Menurut H. Dian, dampak signifikan itu tidak harus selalu besar dan terlihat. Cukup dengan hadir saat warga butuh, mendengarkan dengan empati, dan menyelesaikan masalah dengan cara yang manusiawi. “Kadang satu senyum, satu arahan, satu pendampingan dari polwan bisa mengubah nasib satu keluarga. Itu extraordinary impact yang kita maksud,” katanya.

Sekretaris Jenderal DPP FRIC, H. Deden Hardening juga menyampaikan apresiasi. Ia menilai polwan memiliki keunggulan dalam pendekatan persuasif yang dibutuhkan masyarakat saat ini. “Di era informasi cepat dan konflik sosial mudah tersulut, polwan bisa menjadi penyejuk. Turun ke sekolah, ke pasar, ke majelis taklim. Sampaikan pesan-pesan damai dan hukum dengan bahasa yang dimengerti warga,” ujar H. Deden.

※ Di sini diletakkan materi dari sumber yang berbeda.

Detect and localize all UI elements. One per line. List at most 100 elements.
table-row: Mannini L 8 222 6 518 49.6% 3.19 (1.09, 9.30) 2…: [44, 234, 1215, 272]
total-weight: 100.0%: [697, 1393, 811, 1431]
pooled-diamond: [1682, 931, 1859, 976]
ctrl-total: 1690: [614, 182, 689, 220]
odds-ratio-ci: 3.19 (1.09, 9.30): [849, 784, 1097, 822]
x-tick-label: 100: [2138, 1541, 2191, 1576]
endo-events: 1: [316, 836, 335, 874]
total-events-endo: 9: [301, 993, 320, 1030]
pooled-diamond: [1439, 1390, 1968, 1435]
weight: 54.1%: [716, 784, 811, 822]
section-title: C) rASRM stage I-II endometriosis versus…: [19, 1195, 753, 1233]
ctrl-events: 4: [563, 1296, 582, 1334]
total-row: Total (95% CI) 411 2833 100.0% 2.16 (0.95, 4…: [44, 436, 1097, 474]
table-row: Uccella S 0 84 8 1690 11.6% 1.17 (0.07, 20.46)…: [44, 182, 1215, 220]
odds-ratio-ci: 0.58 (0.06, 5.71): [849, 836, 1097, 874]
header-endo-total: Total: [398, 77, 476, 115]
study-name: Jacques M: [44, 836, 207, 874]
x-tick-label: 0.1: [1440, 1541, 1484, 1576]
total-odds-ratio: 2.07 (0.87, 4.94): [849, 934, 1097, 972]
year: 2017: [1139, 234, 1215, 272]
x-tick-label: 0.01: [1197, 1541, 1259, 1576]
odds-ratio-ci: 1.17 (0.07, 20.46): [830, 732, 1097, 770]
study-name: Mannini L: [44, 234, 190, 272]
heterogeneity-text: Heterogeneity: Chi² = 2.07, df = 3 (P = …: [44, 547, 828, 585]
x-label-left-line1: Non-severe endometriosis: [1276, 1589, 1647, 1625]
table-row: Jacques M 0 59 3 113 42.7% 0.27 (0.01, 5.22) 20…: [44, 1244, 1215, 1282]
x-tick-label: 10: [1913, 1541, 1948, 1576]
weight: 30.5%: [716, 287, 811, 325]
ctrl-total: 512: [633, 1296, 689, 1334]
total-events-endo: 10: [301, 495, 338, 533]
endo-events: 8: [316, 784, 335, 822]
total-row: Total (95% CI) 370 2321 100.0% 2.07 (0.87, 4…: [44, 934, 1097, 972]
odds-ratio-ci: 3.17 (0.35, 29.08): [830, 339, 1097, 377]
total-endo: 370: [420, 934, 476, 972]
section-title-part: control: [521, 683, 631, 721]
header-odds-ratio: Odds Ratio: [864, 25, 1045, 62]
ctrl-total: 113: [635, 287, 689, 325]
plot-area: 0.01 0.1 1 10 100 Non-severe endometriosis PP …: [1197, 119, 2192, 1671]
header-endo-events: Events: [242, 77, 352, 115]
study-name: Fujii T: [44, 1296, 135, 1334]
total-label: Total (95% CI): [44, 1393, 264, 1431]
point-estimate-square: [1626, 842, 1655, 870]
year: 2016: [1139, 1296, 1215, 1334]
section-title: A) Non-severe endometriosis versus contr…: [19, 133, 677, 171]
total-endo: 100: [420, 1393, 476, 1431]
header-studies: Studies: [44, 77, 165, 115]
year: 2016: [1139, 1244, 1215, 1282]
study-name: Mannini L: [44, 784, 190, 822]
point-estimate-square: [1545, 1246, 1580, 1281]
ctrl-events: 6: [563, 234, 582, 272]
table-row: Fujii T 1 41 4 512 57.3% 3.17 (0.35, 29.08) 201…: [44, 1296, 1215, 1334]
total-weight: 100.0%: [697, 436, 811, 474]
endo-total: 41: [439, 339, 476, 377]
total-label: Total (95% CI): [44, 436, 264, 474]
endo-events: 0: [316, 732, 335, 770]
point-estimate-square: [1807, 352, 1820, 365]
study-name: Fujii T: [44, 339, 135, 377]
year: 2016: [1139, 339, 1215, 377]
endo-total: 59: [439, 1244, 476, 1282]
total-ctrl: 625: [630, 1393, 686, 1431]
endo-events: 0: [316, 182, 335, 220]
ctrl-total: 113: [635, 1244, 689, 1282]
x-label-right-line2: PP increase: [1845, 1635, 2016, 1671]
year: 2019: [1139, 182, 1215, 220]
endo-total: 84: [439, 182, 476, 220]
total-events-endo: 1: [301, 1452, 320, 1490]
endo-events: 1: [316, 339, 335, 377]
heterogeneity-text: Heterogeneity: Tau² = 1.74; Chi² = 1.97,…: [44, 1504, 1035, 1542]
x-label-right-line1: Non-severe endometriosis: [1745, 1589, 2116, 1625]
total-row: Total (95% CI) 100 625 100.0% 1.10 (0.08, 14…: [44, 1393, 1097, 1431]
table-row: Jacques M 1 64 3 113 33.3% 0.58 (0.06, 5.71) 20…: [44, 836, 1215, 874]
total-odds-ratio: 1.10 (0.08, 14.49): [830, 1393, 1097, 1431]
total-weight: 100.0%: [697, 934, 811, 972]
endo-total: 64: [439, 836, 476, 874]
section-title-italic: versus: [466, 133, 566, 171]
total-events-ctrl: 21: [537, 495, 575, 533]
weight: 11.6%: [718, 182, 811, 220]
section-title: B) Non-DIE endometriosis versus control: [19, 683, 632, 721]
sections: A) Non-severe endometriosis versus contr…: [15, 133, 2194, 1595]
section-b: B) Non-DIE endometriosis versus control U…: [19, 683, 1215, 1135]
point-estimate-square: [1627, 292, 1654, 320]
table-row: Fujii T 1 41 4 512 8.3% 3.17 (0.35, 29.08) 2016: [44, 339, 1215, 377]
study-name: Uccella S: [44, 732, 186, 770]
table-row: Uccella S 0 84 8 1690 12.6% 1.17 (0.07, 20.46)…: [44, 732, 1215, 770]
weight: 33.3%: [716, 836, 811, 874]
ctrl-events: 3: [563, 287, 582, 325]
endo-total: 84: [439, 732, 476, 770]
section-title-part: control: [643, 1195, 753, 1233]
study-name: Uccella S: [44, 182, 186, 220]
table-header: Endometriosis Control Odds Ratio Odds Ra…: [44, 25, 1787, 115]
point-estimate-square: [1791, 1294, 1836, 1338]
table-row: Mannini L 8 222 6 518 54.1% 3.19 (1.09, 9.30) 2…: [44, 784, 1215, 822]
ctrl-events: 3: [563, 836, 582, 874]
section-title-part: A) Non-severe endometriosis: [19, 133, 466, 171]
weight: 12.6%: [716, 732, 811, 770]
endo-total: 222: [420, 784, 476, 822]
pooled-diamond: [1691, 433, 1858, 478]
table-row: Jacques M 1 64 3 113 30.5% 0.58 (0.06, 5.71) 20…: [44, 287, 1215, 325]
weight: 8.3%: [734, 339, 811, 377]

H. Deden menekankan, tantangan polwan ke depan semakin berat. Hoaks, penipuan online, dan kekerasan dalam rumah tangga menjadi persoalan yang bersentuhan langsung dengan perempuan dan anak. Karena itu, penguatan kapasitas, pelatihan psikologi, dan perlindungan terhadap polwan itu sendiri harus menjadi perhatian.

Peringatan HUT ke -78 ini juga menjadi momentum evaluasi. Seberapa jauh kehadiran polwan sudah dirasakan masyarakat?

Bagi masyarakat, keberadaan polwan adalah simbol bahwa negara hadir dengan wajah yang berbeda. Lebih lembut, lebih komunikatif, namun tetap tegas dalam penegakan hukum. Harapannya, dari Sabang sampai Merauke, setiap polwan mampu menjadi titik terang di tengah persoalan yang dihadapi warga.

Diakhir pernyataannya, H. Dian Surahman dan H. Deden Hardening berharap tema “One Police Woman, Extraordinary Impact” menjadi penggerak. “Selamat bertugas dan terus mengabdi. Jadilah satu polwan yang menginspirasi banyak orang. Karena dari sanalah kepercayaan publik kepada Polri kembali tumbuh dan bersinar,” pungkas keduanya.